To an influential bloc of the Republican establishment, of course, Mr. Christie is nothing short of a savior — a charismatic governor with not a whiff of Washington on him, with a proven ability to get votes from the constituencies that have proved resistant to the Republican Party in recent elections, like women and Hispanics.
The excitement is especially noticeable among many party operatives, contributors and insiders, who see Mr. Christie as perhaps their only bet to defeat Hillary Clinton if former Gov. Jeb Bush of Florida does not run.
“I think he should definitely consider running for president, and I think he will find there’s an enormous, an enormous, amount of pressure from people who want to support him,” said former Gov. Haley Barbour of Mississippi.
Gov. Susana Martinez of New Mexico, who spent the final days of Mr. Christie’s re-election campaign stumping for him in New Jersey, said, “I love his authenticity, I love who he is,” and added an unprompted endorsement: “I will support Governor Christie in anything he decides to do in life.”
But Mr. Christie’s foes have clout, too. Rush Limbaugh, the conservative talk show host, has mockingly suggested that Mr. Christie will run for president as a Democrat, and the conservative website impresario Matt Drudge has made clear he has little regard for him. “McAuliffe, De Blasio and Christie: Triple feature in a Republican’s nightmare,” Mr. Drudge said in a Twitter post after the results of Tuesday’s elections, grouping Mr. Christie with the Democratic governor-elect of Virginia and the Democratic mayor-elect of New York City.
For all the grumbles about Mr. Christie’s positions on issues like same-sex marriage, for example, or even griping about his embrace of President Obama after Hurricane Sandy, the underlying issue with the right wing appears to be trust: Many are skeptical that he is committed to advancing the conservative movement, much as they came to be about President George W. Bush.
They also worry that any campaign by Mr. Christie is destined to be centered entirely on his pugnacious style, rather than a broader Republican agenda.

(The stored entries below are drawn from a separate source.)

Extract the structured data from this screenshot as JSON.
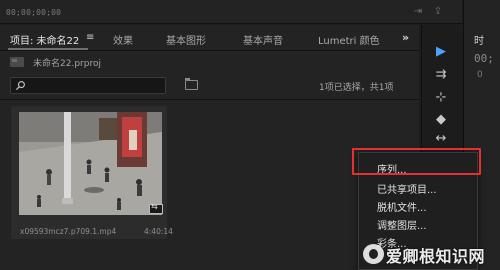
{
  "timeline_bar": {
    "timecode": "00;00;00;00"
  },
  "project_panel": {
    "tabs": [
      {
        "label": "项目: 未命名22",
        "active": true
      },
      {
        "label": "效果"
      },
      {
        "label": "基本图形"
      },
      {
        "label": "基本声音"
      },
      {
        "label": "Lumetri 颜色"
      }
    ],
    "tab_menu_glyph": "≡",
    "overflow_glyph": "»",
    "project_file": "未命名22.prproj",
    "search": {
      "value": "",
      "placeholder": ""
    },
    "selection_status": "1项已选择，共1项",
    "clip": {
      "name": "x09593mcz7.p709.1.mp4",
      "duration": "4:40:14"
    }
  },
  "tools": [
    {
      "name": "selection-tool",
      "icon": "▶",
      "selected": true
    },
    {
      "name": "track-select-tool",
      "icon": "⇉"
    },
    {
      "name": "ripple-edit-tool",
      "icon": "⊹"
    },
    {
      "name": "razor-tool",
      "icon": "◆"
    },
    {
      "name": "slip-tool",
      "icon": "↔"
    },
    {
      "name": "pen-tool",
      "icon": "✒"
    }
  ],
  "right_panel": {
    "tab_label": "时",
    "timecode": "00;",
    "sub": "0"
  },
  "context_menu": {
    "items": [
      "序列...",
      "已共享项目...",
      "脱机文件...",
      "调整图层...",
      "彩条..."
    ]
  },
  "watermark": {
    "text": "爱卿根知识网"
  },
  "colors": {
    "accent": "#4aa3ff",
    "highlight": "#e63030",
    "bg": "#232323"
  }
}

“Personality campaigns that get the political establishment all hot and bothered tend not to work in the G.O.P. primaries,” said Craig Shirley, a conservative historian who has written about Ronald Reagan’s campaigns. “At least not for very long.”
“Christie needs a signature issue and he needs to resist the temptation to go to war with the conservatives and the Tea Party,” Mr. Shirley said.
To many in the party’s grass roots, though, it may not matter what Mr. Christie does.
“We want somebody special, a real limited-government conservative,” said Eric Stamper, a Tennessee Tea Party activist. “I don’t think that’s him.”